20. In the present case, moreover, the medical evidence clearly establishes the factum of sexual intercourse between the accused and the minor victim. As per the DNA Analysis, the appellant was found to be the biological father of the child the victim had given birth to.
21. This Court is constrained to note that one of the defence taken by the accused in question no. 28 in his statement recorded under Section 313 of Cr.P.C. is strange, where the accused is questioned regarding the DNA test and he being the biological father of the child born due to sexual assault to the victim, who was 14 years old. He had answered as follows:

“I have no knowledge. Mother of the prosecutrix used to work in Hospital and she had borrowed money from me. I gave her Rs.20,000/-each on two occasion after taking loan. She had also taken my semen saying that she would get money for the same and that she would repay the amount borrowed from me. Samples must have been manipulated.”

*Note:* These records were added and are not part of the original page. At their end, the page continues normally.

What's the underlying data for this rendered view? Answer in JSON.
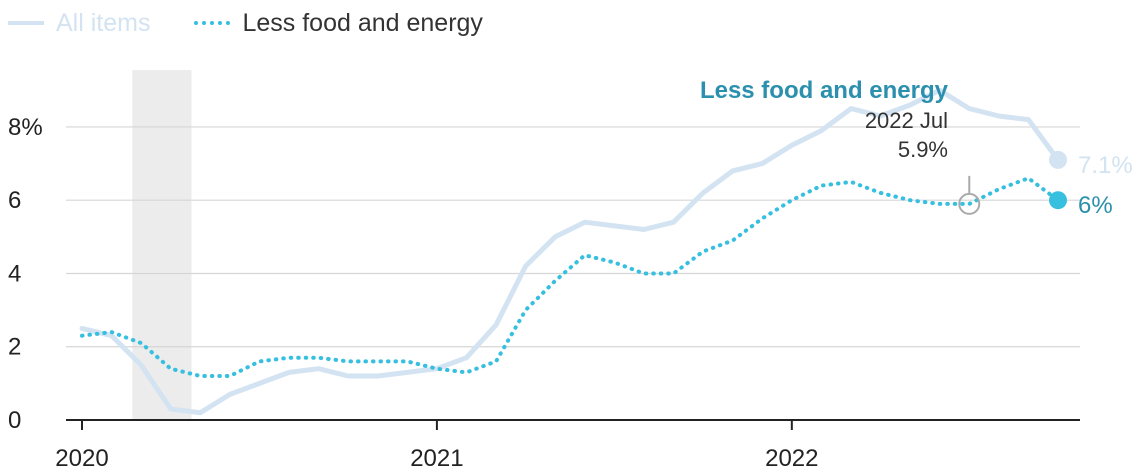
{
  "chart_data": {
    "type": "line",
    "title": "",
    "xlabel": "",
    "ylabel": "",
    "ylim": [
      0,
      9.5
    ],
    "xlim": [
      "2020-01",
      "2022-10"
    ],
    "y_ticks": [
      {
        "value": 8,
        "label": "8%"
      },
      {
        "value": 6,
        "label": "6"
      },
      {
        "value": 4,
        "label": "4"
      },
      {
        "value": 2,
        "label": "2"
      },
      {
        "value": 0,
        "label": "0"
      }
    ],
    "x_ticks": [
      {
        "value": "2020-01",
        "label": "2020"
      },
      {
        "value": "2021-01",
        "label": "2021"
      },
      {
        "value": "2022-01",
        "label": "2022"
      }
    ],
    "grid": "horizontal",
    "legend_position": "top-left",
    "recession": {
      "start": "2020-02.7",
      "end": "2020-04.7"
    },
    "series": [
      {
        "name": "All items",
        "color": "#d3e3f2",
        "style": "solid",
        "end_label": "7.1%",
        "x": [
          "2020-01",
          "2020-02",
          "2020-03",
          "2020-04",
          "2020-05",
          "2020-06",
          "2020-07",
          "2020-08",
          "2020-09",
          "2020-10",
          "2020-11",
          "2020-12",
          "2021-01",
          "2021-02",
          "2021-03",
          "2021-04",
          "2021-05",
          "2021-06",
          "2021-07",
          "2021-08",
          "2021-09",
          "2021-10",
          "2021-11",
          "2021-12",
          "2022-01",
          "2022-02",
          "2022-03",
          "2022-04",
          "2022-05",
          "2022-06",
          "2022-07",
          "2022-08",
          "2022-09",
          "2022-10"
        ],
        "values": [
          2.5,
          2.3,
          1.5,
          0.3,
          0.2,
          0.7,
          1.0,
          1.3,
          1.4,
          1.2,
          1.2,
          1.3,
          1.4,
          1.7,
          2.6,
          4.2,
          5.0,
          5.4,
          5.3,
          5.2,
          5.4,
          6.2,
          6.8,
          7.0,
          7.5,
          7.9,
          8.5,
          8.3,
          8.6,
          9.0,
          8.5,
          8.3,
          8.2,
          7.1
        ]
      },
      {
        "name": "Less food and energy",
        "color": "#36bfdf",
        "style": "dotted",
        "end_label": "6%",
        "x": [
          "2020-01",
          "2020-02",
          "2020-03",
          "2020-04",
          "2020-05",
          "2020-06",
          "2020-07",
          "2020-08",
          "2020-09",
          "2020-10",
          "2020-11",
          "2020-12",
          "2021-01",
          "2021-02",
          "2021-03",
          "2021-04",
          "2021-05",
          "2021-06",
          "2021-07",
          "2021-08",
          "2021-09",
          "2021-10",
          "2021-11",
          "2021-12",
          "2022-01",
          "2022-02",
          "2022-03",
          "2022-04",
          "2022-05",
          "2022-06",
          "2022-07",
          "2022-08",
          "2022-09",
          "2022-10"
        ],
        "values": [
          2.3,
          2.4,
          2.1,
          1.4,
          1.2,
          1.2,
          1.6,
          1.7,
          1.7,
          1.6,
          1.6,
          1.6,
          1.4,
          1.3,
          1.6,
          3.0,
          3.8,
          4.5,
          4.3,
          4.0,
          4.0,
          4.6,
          4.9,
          5.5,
          6.0,
          6.4,
          6.5,
          6.2,
          6.0,
          5.9,
          5.9,
          6.3,
          6.6,
          6.0
        ]
      }
    ],
    "annotation": {
      "title": "Less food and energy",
      "date": "2022 Jul",
      "value_label": "5.9%",
      "x": "2022-07",
      "y": 5.9
    }
  }
}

22. The defence that he had given his own semen in a bottle to the mother of the victim on her asking, since she had told him that she will be getting money by selling it, is one of the most unconvincing defences. At one stage of trial, he has denied sexual relationship, at another stage he states it was consensual and at the end of trial he comes up with the above defence which has to be rejected outrightly.
23. In this case, it is very unfortunate that the victim of sexual assault had given birth to a child born due to the sexual assault while she was only 14-15 years of age. Being a sexual assault victim forced to give birth to the child of the accused, she would have undergone unfathomable pain, trauma, and stress. In this case, it was not the victim alone who was a victim, it is also the entire family and the child born to the victim who are victims of this offence, through this Court has been informed that the child has been given in adoption by the concerned authorities as the victim could not afford to take care of him.
24. Therefore, having perused the impugned judgment and the entire evidence on record including the testimonies of the witnesses and the medical evidence, this Court is of the opinion that the case of prosecution has been proved beyond reasonable doubt.
25. Thus, this Court finds no infirmity or illegality in the impugned judgment of conviction and order on sentence dated 10.10.2022 and 31.10.2022, passed by learned Trial Court.
26. The appeal is accordingly dismissed alongwith pending application.
27. Copy of this judgment be forwarded to the Jail Superintendent concerned for information to the appellant who is in judicial custody.
28. The judgment be uploaded on the website forthwith.